Notice, therefore, that I'm using "innocent" and "not guilty" to refer to different things. Innocence is a question of actual fact -- you really did or did not commit the crime. "Not guilty" is the finding of a jury as to whether there is sufficient evidence to convict you of the crime (evidence of guilt beyond a reasonable doubt).
So when I said above you were *innocent* of robbing your student's house, innocent was precisely the right word to use. Also, contra your assertion, it IS a legal term. This, like the verdict of a jury, is a LEGAL concept. Somebody is innocent of a crime precisely if they have not committed the crime, and the crime is legally defined, with elements that must be met for it to have occurred. This is completely distinct from any question of a court, trial, or jury. You can be guilty of many crimes without anybody else ever suspecting or even thinking of charging you. If you drive at 90 mph with nobody around, you are still not innocent of speeding, though you will likely never be charged.

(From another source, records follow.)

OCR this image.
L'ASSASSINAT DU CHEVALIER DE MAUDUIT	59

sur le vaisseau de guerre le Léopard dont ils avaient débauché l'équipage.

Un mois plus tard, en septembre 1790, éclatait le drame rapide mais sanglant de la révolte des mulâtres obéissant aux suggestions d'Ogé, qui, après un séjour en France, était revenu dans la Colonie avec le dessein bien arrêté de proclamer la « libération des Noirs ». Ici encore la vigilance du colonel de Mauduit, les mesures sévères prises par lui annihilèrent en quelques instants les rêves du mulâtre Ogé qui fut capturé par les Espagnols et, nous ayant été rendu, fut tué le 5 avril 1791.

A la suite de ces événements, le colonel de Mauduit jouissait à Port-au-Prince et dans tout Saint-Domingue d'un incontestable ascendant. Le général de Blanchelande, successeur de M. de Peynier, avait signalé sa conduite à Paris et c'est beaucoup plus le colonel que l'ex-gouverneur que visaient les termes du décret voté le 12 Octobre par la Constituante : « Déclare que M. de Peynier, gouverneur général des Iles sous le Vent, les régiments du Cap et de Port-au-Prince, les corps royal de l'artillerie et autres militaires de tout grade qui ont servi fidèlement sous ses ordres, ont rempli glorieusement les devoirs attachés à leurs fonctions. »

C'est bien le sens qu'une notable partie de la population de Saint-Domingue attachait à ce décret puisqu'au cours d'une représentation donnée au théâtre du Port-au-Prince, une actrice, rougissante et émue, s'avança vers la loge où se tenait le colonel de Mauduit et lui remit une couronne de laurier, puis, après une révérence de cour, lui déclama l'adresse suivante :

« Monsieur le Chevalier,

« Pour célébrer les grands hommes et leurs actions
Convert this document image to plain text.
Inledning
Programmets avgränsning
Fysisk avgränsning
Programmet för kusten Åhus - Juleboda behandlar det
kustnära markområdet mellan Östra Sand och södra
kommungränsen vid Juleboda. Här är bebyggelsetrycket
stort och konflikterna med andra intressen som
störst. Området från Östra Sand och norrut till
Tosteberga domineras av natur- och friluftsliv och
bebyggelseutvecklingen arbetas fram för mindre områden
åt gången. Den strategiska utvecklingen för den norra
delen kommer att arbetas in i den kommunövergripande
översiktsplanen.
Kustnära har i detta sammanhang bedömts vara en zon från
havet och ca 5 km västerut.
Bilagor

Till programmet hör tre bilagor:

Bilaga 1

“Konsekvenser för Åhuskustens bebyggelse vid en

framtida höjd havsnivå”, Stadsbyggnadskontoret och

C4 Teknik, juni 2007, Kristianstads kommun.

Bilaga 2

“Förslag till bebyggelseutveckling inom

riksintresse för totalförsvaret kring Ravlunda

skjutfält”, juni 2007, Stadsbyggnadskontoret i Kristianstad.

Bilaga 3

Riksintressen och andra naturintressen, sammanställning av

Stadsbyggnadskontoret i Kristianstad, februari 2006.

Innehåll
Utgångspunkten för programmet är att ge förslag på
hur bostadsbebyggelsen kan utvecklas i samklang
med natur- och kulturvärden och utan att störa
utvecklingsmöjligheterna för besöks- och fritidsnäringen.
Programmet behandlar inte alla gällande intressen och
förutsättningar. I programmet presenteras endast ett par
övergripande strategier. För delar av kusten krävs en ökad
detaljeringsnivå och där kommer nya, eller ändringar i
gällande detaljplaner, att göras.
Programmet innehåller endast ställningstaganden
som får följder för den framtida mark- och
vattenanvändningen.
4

When talking about a trial, what the jury is doing is starting with a presumption that the person is innocent, and then considering whether there is sufficient proof (beyond a reasonable doubt) of each element of the crime that that presumption is overturned and they can decide they are guilty. Again, if they acquit, this is distinct from saying there is evidence that they are innocent.
As with the experimentalist who measures the position of a macroscopic particle, there is an actual position (guilt/innocence), and a measured position (guilty/not guilty). We want the two to be the same, but they are certainly distinct concepts, and it is not useful to conflate them by using the same terms. It is unfortunate in some sense that "guilty" is one side of both dijunctions. It is useful to distinguish guilt from conviction, therefore.
My first point then, can be rephrased: if there is a reasonable doubt that the person is (actually) guilty, i.e., a reasonable possibility that he is (actually) innocent, THEN an acquital, i.e., a verdict of not guilty, is required.
If one conflates the concepts of acquittal and innocence here, the whole thing becomes meaningless. Until the jury returns "guilty" or "not guilty," there IS no verdict; but there ARE facts (actual guilt/innocence) to consider and attempt to discern, and it is on these that the jury returns its verdict.
My argument was therefore exactly correct, and phrased as precisely as possible. If somebody kills in self-defense, he is ACTUALLY innocent. This is a legal concept, albeit not a verdict.
Therefore, if there is a reasonable possibility that somebody killed in self defense, then there is a reasonable possibility that he is actually innocent, and therefore, the jury is required to FIND him "Not Guilty." This is a straightforward classical syllogism. I can't make it any clearer.
The above analysis would only be muddied if "not guilty" were substituted for "innocent," since actual innocence and a verdict are completely distinct legal concepts, and a jury is supposed to consider one while creating the other. (It would create the risk of a tautology to say that somebody is not guilty if there is a possibility that he is not guilty).
I have answered at some length in the hopes that you may understand, since short and straightforward explanations were apparently evading you.